Ukraine: Five questions on the stakes of a counter-offensive
1. When did the second Ukrainian counter-offensive begin?
These attacks, which follow those of September 2022, began well on June 4, 466 days after the start of the invasion of the country by Russian forces. In Kiev, the general staff was waiting for a range of favorable conditions to be met: the reconstitution of ammunition stocks, the delivery of assault tanks by the Western allies, the accelerated training of combatants in new equipment, the end of the thaw (the dreaded “raspoutitsa”) and the return to dry ground, essential to avoid seeing the heavy armored vehicles get bogged down.
2. What is the objective of the Ukrainian army?
President Volodymyr Zelensky hammers it: the fighting will last until the return of the territorial integrity of his country within its international borders, those before the first Russian invasion of 2014. By this yardstick, each square kilometer recovered (100 km 2 in ten days) is already an intermediate victory. The position of Western allies and arms suppliers is more reserved: they refer to support “as much as necessary”, i.e. – albeit with some ambiguity – a return to the status quo before February 2022. For Every hour, the Ukrainians are testing the opposing defenses, in dozens of places, on a 1,200 kilometer long front, in order to detect possible weak points. Their forces are advancing, at the cost of “fierce fighting” according to Jens Stoltenberg, NATO boss, up to a few hundred meters a day, in the Zaporijia region and south towards the Sea of Azov. By blowing up the Kakhovka dam on the Dnieper on the 6th, which caused a gigantic flood in the Kherzon region, and by destroying other smaller ones since, the Russian army gained respite by delaying any attack from scope in the South, towards Crimea, annexed by Putin in March 2014.
3. Will this offensive shorten the war?
Most likely not. Even the Ukrainian side dare not promise a lightning offensive. The Russian army, in recent months, has massively reinforced its lines of defense (“dragon’s teeth”, trenches, anti-tank ditches, etc.). A tradition inherited from the Second World War: in Kursk, in July 1943, the tanks of the Wehrmacht broke on the Soviet fortifications built according to the rules of the “maskirovka”, the art of camouflage still taught in Russian military schools. Eighty years later, Ukrainian tanks face a similar challenge to consider a breakthrough. “Ukraine is currently the largest minefield in the world,” summed up Prime Minister Denys Chmyhal. An area of 250,000 km2 (half of France) would have been strewn from the air with anti-tank and anti-personnel mines. It will take months to see a significant result.
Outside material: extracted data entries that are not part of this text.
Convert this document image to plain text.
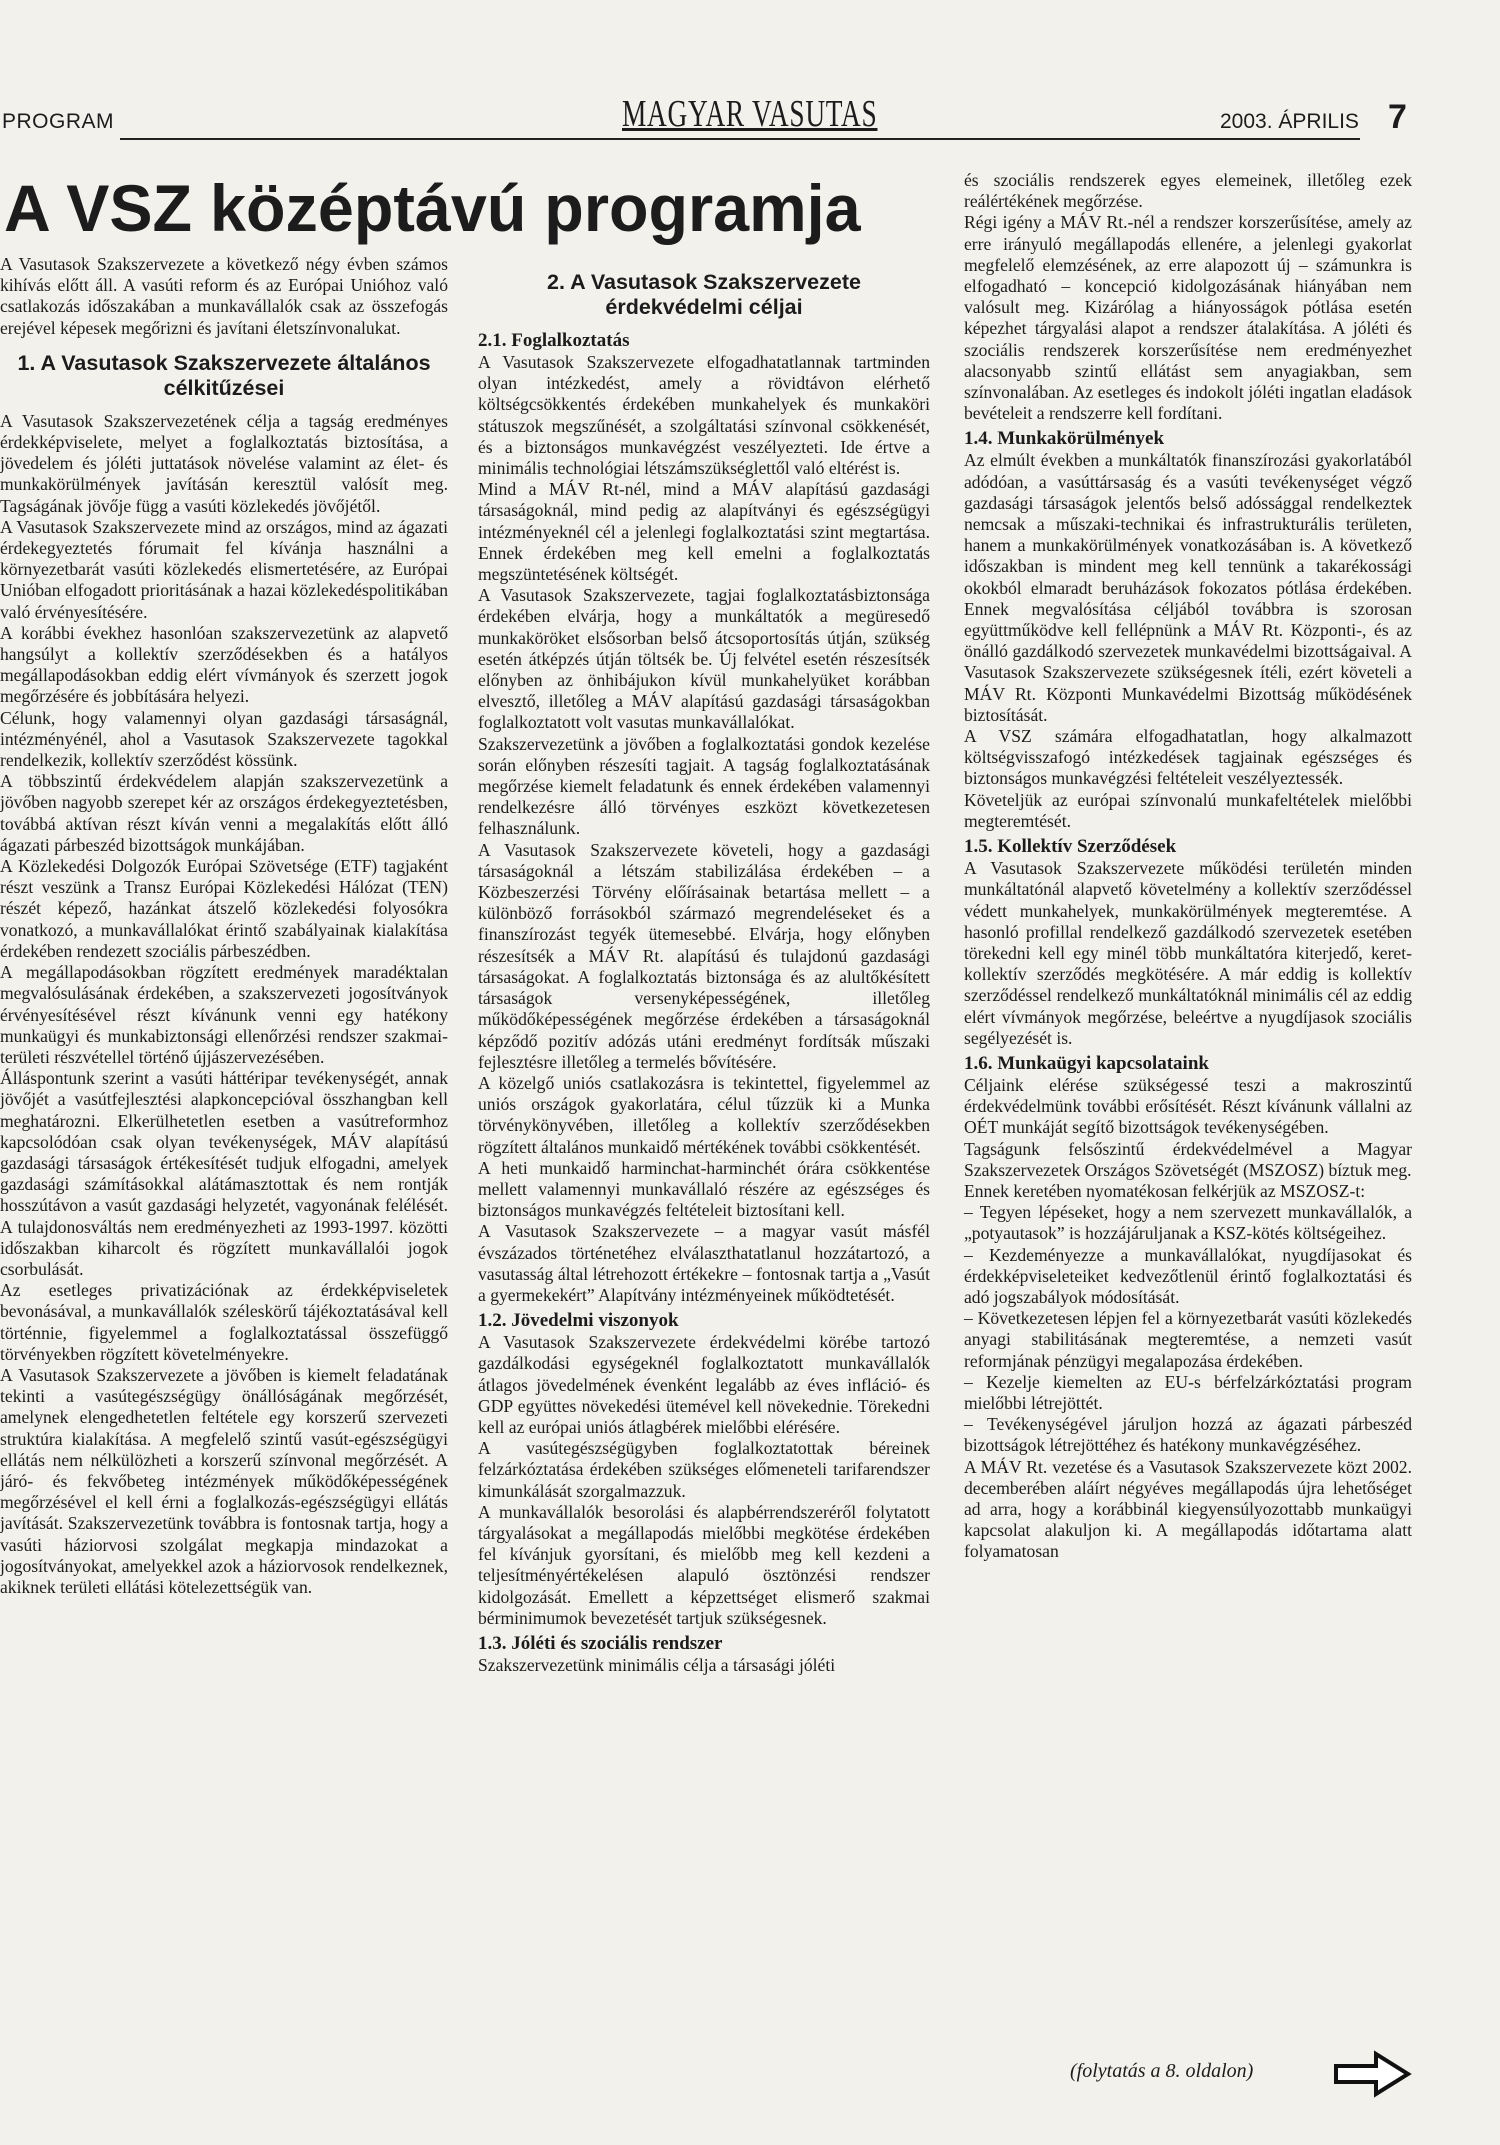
PROGRAM	MAGYAR VASUTAS	2003. ÁPRILIS 7
A VSZ középtávú programja

A Vasutasok Szakszervezete a következő négy évben számos kihívás előtt áll. A vasúti reform és az Európai Unióhoz való csatlakozás időszakában a munkavállalók csak az összefogás erejével képesek megőrizni és javítani életszínvonalukat.

1. A Vasutasok Szakszervezete általános célkitűzései

A Vasutasok Szakszervezetének célja a tagság eredményes érdekképviselete, melyet a foglalkoztatás biztosítása, a jövedelem és jóléti juttatások növelése valamint az élet- és munkakörülmények javításán keresztül valósít meg. Tagságának jövője függ a vasúti közlekedés jövőjétől.

A Vasutasok Szakszervezete mind az országos, mind az ágazati érdekegyeztetés fórumait fel kívánja használni a környezetbarát vasúti közlekedés elismertetésére, az Európai Unióban elfogadott prioritásának a hazai közlekedéspolitikában való érvényesítésére.

A korábbi évekhez hasonlóan szakszervezetünk az alapvető hangsúlyt a kollektív szerződésekben és a hatályos megállapodásokban eddig elért vívmányok és szerzett jogok megőrzésére és jobbítására helyezi.

Célunk, hogy valamennyi olyan gazdasági társaságnál, intézményénél, ahol a Vasutasok Szakszervezete tagokkal rendelkezik, kollektív szerződést kössünk.

A többszintű érdekvédelem alapján szakszervezetünk a jövőben nagyobb szerepet kér az országos érdekegyeztetésben, továbbá aktívan részt kíván venni a megalakítás előtt álló ágazati párbeszéd bizottságok munkájában.

A Közlekedési Dolgozók Európai Szövetsége (ETF) tagjaként részt veszünk a Transz Európai Közlekedési Hálózat (TEN) részét képező, hazánkat átszelő közlekedési folyosókra vonatkozó, a munkavállalókat érintő szabályainak kialakítása érdekében rendezett szociális párbeszédben.

A megállapodásokban rögzített eredmények maradéktalan megvalósulásának érdekében, a szakszervezeti jogosítványok érvényesítésével részt kívánunk venni egy hatékony munkaügyi és munkabiztonsági ellenőrzési rendszer szakmai-területi részvétellel történő újjászervezésében.

Álláspontunk szerint a vasúti háttéripar tevékenységét, annak jövőjét a vasútfejlesztési alapkoncepcióval összhangban kell meghatározni. Elkerülhetetlen esetben a vasútreformhoz kapcsolódóan csak olyan tevékenységek, MÁV alapítású gazdasági társaságok értékesítését tudjuk elfogadni, amelyek gazdasági számításokkal alátámasztottak és nem rontják hosszútávon a vasút gazdasági helyzetét, vagyonának felélését. A tulajdonosváltás nem eredményezheti az 1993-1997. közötti időszakban kiharcolt és rögzített munkavállalói jogok csorbulását.

Az esetleges privatizációnak az érdekképviseletek bevonásával, a munkavállalók széleskörű tájékoztatásával kell történnie, figyelemmel a foglalkoztatással összefüggő törvényekben rögzített követelményekre.

A Vasutasok Szakszervezete a jövőben is kiemelt feladatának tekinti a vasútegészségügy önállóságának megőrzését, amelynek elengedhetetlen feltétele egy korszerű szervezeti struktúra kialakítása. A megfelelő szintű vasút-egészségügyi ellátás nem nélkülözheti a korszerű színvonal megőrzését. A járó- és fekvőbeteg intézmények működőképességének megőrzésével el kell érni a foglalkozás-egészségügyi ellátás javítását. Szakszervezetünk továbbra is fontosnak tartja, hogy a vasúti háziorvosi szolgálat megkapja mindazokat a jogosítványokat, amelyekkel azok a háziorvosok rendelkeznek, akiknek területi ellátási kötelezettségük van.

2. A Vasutasok Szakszervezete érdekvédelmi céljai
2.1. Foglalkoztatás

A Vasutasok Szakszervezete elfogadhatatlannak tartminden olyan intézkedést, amely a rövidtávon elérhető költségcsökkentés érdekében munkahelyek és munkaköri státuszok megszűnését, a szolgáltatási színvonal csökkenését, és a biztonságos munkavégzést veszélyezteti. Ide értve a minimális technológiai létszámszükséglettől való eltérést is.

Mind a MÁV Rt-nél, mind a MÁV alapítású gazdasági társaságoknál, mind pedig az alapítványi és egészségügyi intézményeknél cél a jelenlegi foglalkoztatási szint megtartása. Ennek érdekében meg kell emelni a foglalkoztatás megszüntetésének költségét.

A Vasutasok Szakszervezete, tagjai foglalkoztatásbiztonsága érdekében elvárja, hogy a munkáltatók a megüresedő munkaköröket elsősorban belső átcsoportosítás útján, szükség esetén átképzés útján töltsék be. Új felvétel esetén részesítsék előnyben az önhibájukon kívül munkahelyüket korábban elvesztő, illetőleg a MÁV alapítású gazdasági társaságokban foglalkoztatott volt vasutas munkavállalókat.

Szakszervezetünk a jövőben a foglalkoztatási gondok kezelése során előnyben részesíti tagjait. A tagság foglalkoztatásának megőrzése kiemelt feladatunk és ennek érdekében valamennyi rendelkezésre álló törvényes eszközt következetesen felhasználunk.

A Vasutasok Szakszervezete követeli, hogy a gazdasági társaságoknál a létszám stabilizálása érdekében – a Közbeszerzési Törvény előírásainak betartása mellett – a különböző forrásokból származó megrendeléseket és a finanszírozást tegyék ütemesebbé. Elvárja, hogy előnyben részesítsék a MÁV Rt. alapítású és tulajdonú gazdasági társaságokat. A foglalkoztatás biztonsága és az alultőkésített társaságok versenyképességének, illetőleg működőképességének megőrzése érdekében a társaságoknál képződő pozitív adózás utáni eredményt fordítsák műszaki fejlesztésre illetőleg a termelés bővítésére.

A közelgő uniós csatlakozásra is tekintettel, figyelemmel az uniós országok gyakorlatára, célul tűzzük ki a Munka törvénykönyvében, illetőleg a kollektív szerződésekben rögzített általános munkaidő mértékének további csökkentését.

A heti munkaidő harminchat-harminchét órára csökkentése mellett valamennyi munkavállaló részére az egészséges és biztonságos munkavégzés feltételeit biztosítani kell.

A Vasutasok Szakszervezete – a magyar vasút másfél évszázados történetéhez elválaszthatatlanul hozzátartozó, a vasutasság által létrehozott értékekre – fontosnak tartja a „Vasút a gyermekekért” Alapítvány intézményeinek működtetését.

1.2. Jövedelmi viszonyok

A Vasutasok Szakszervezete érdekvédelmi körébe tartozó gazdálkodási egységeknél foglalkoztatott munkavállalók átlagos jövedelmének évenként legalább az éves infláció- és GDP együttes növekedési ütemével kell növekednie. Törekedni kell az európai uniós átlagbérek mielőbbi elérésére.

A vasútegészségügyben foglalkoztatottak béreinek felzárkóztatása érdekében szükséges előmeneteli tarifarendszer kimunkálását szorgalmazzuk.

A munkavállalók besorolási és alapbérrendszeréről folytatott tárgyalásokat a megállapodás mielőbbi megkötése érdekében fel kívánjuk gyorsítani, és mielőbb meg kell kezdeni a teljesítményértékelésen alapuló ösztönzési rendszer kidolgozását. Emellett a képzettséget elismerő szakmai bérminimumok bevezetését tartjuk szükségesnek.

1.3. Jóléti és szociális rendszer

Szakszervezetünk minimális célja a társasági jóléti

és szociális rendszerek egyes elemeinek, illetőleg ezek reálértékének megőrzése.

Régi igény a MÁV Rt.-nél a rendszer korszerűsítése, amely az erre irányuló megállapodás ellenére, a jelenlegi gyakorlat megfelelő elemzésének, az erre alapozott új – számunkra is elfogadható – koncepció kidolgozásának hiányában nem valósult meg. Kizárólag a hiányosságok pótlása esetén képezhet tárgyalási alapot a rendszer átalakítása. A jóléti és szociális rendszerek korszerűsítése nem eredményezhet alacsonyabb szintű ellátást sem anyagiakban, sem színvonalában. Az esetleges és indokolt jóléti ingatlan eladások bevételeit a rendszerre kell fordítani.

1.4. Munkakörülmények

Az elmúlt években a munkáltatók finanszírozási gyakorlatából adódóan, a vasúttársaság és a vasúti tevékenységet végző gazdasági társaságok jelentős belső adóssággal rendelkeztek nemcsak a műszaki-technikai és infrastrukturális területen, hanem a munkakörülmények vonatkozásában is. A következő időszakban is mindent meg kell tennünk a takarékossági okokból elmaradt beruházások fokozatos pótlása érdekében. Ennek megvalósítása céljából továbbra is szorosan együttműködve kell fellépnünk a MÁV Rt. Központi-, és az önálló gazdálkodó szervezetek munkavédelmi bizottságaival. A Vasutasok Szakszervezete szükségesnek ítéli, ezért követeli a MÁV Rt. Központi Munkavédelmi Bizottság működésének biztosítását.

A VSZ számára elfogadhatatlan, hogy alkalmazott költségvisszafogó intézkedések tagjainak egészséges és biztonságos munkavégzési feltételeit veszélyeztessék.

Követeljük az európai színvonalú munkafeltételek mielőbbi megteremtését.

1.5. Kollektív Szerződések

A Vasutasok Szakszervezete működési területén minden munkáltatónál alapvető követelmény a kollektív szerződéssel védett munkahelyek, munkakörülmények megteremtése. A hasonló profillal rendelkező gazdálkodó szervezetek esetében törekedni kell egy minél több munkáltatóra kiterjedő, keret-kollektív szerződés megkötésére. A már eddig is kollektív szerződéssel rendelkező munkáltatóknál minimális cél az eddig elért vívmányok megőrzése, beleértve a nyugdíjasok szociális segélyezését is.

1.6. Munkaügyi kapcsolataink

Céljaink elérése szükségessé teszi a makroszintű érdekvédelmünk további erősítését. Részt kívánunk vállalni az OÉT munkáját segítő bizottságok tevékenységében.

Tagságunk felsőszintű érdekvédelmével a Magyar Szakszervezetek Országos Szövetségét (MSZOSZ) bíztuk meg.

Ennek keretében nyomatékosan felkérjük az MSZOSZ-t:

– Tegyen lépéseket, hogy a nem szervezett munkavállalók, a „potyautasok” is hozzájáruljanak a KSZ-kötés költségeihez.

– Kezdeményezze a munkavállalókat, nyugdíjasokat és érdekképviseleteiket kedvezőtlenül érintő foglalkoztatási és adó jogszabályok módosítását.

– Következetesen lépjen fel a környezetbarát vasúti közlekedés anyagi stabilitásának megteremtése, a nemzeti vasút reformjának pénzügyi megalapozása érdekében.

– Kezelje kiemelten az EU-s bérfelzárkóztatási program mielőbbi létrejöttét.

– Tevékenységével járuljon hozzá az ágazati párbeszéd bizottságok létrejöttéhez és hatékony munkavégzéséhez.

A MÁV Rt. vezetése és a Vasutasok Szakszervezete közt 2002. decemberében aláírt négyéves megállapodás újra lehetőséget ad arra, hogy a korábbinál kiegyensúlyozottabb munkaügyi kapcsolat alakuljon ki. A megállapodás időtartama alatt folyamatosan

(folytatás a 8. oldalon)
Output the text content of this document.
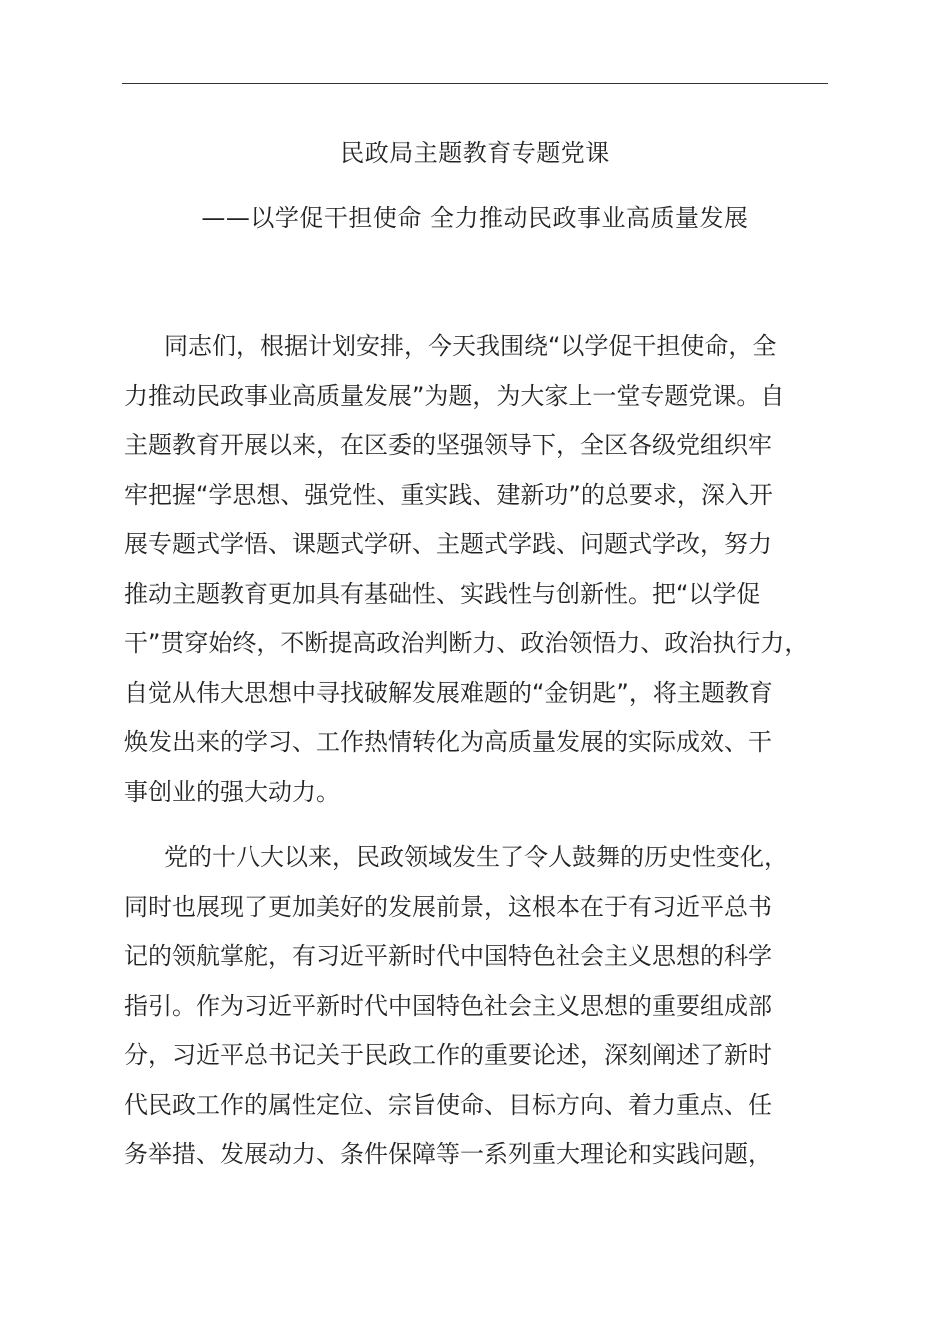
民政局主题教育专题党课
——以学促干担使命 全力推动民政事业高质量发展
同志们，根据计划安排，今天我围绕“以学促干担使命，全
力推动民政事业高质量发展”为题，为大家上一堂专题党课。自
主题教育开展以来，在区委的坚强领导下，全区各级党组织牢
牢把握“学思想、强党性、重实践、建新功”的总要求，深入开
展专题式学悟、课题式学研、主题式学践、问题式学改，努力
推动主题教育更加具有基础性、实践性与创新性。把“以学促
干”贯穿始终，不断提高政治判断力、政治领悟力、政治执行力，
自觉从伟大思想中寻找破解发展难题的“金钥匙”，将主题教育
焕发出来的学习、工作热情转化为高质量发展的实际成效、干
事创业的强大动力。
党的十八大以来，民政领域发生了令人鼓舞的历史性变化，
同时也展现了更加美好的发展前景，这根本在于有习近平总书
记的领航掌舵，有习近平新时代中国特色社会主义思想的科学
指引。作为习近平新时代中国特色社会主义思想的重要组成部
分，习近平总书记关于民政工作的重要论述，深刻阐述了新时
代民政工作的属性定位、宗旨使命、目标方向、着力重点、任
务举措、发展动力、条件保障等一系列重大理论和实践问题，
Unless there is a sudden change at the head of the Kremlin, the war is likely to last for years. “If these offensives (…) fail in front of a front line more solid than ever, we will move towards a blocked conflict with decreasing intensity” forecast Michel Goya and Jean Lopez in The Bear and the Fox – Immediate History of the War in Ukraine (Ed. Perrin).
4. What role for aviation?
Russian air superiority limits the potential of Ukrainian operations. “Succeeding a large-scale offensive without supremacy in the air against a formidable entrenched enemy has probably never been done,” notes Phillips P. O’Brien, professor of strategy at the University of Saint Andrews (Scotland) . kyiv has only a few Mig 19s, and will not benefit from Western fighters for months, even if the training of its pilots in the West has already begun.
5. Why should we not forget the other fronts?
While the land front comes alive, “hybrid warfare” continues elsewhere in other forms. Vladimir Putin is trying to activate a lever of pressure on the West by threatening not to extend, in mid-July, the agreement on the transport of fertilizers and cereals through the ports of the Black Sea. Moscow is stepping up its cyberattacks: Swiss administration sites are targeted, French information sites are hijacked and disseminate false news. Finally, the nuclear blackmail is reactivated by the confirmed announcement, but not yet effective, of a transfer of warheads to the Belarusian ally. For its part, NATO began on June 12 the largest air exercise since its foundation: 250 fighters were deployed from the Netherlands to the Czech Republic to respond to a scenario of aggression against a member of the Alliance. A free warning issued to Vladimir Putin if he thought of overflowing the conflict.
The number
100 square kilometers were recovered in ten days by Ukrainian forces.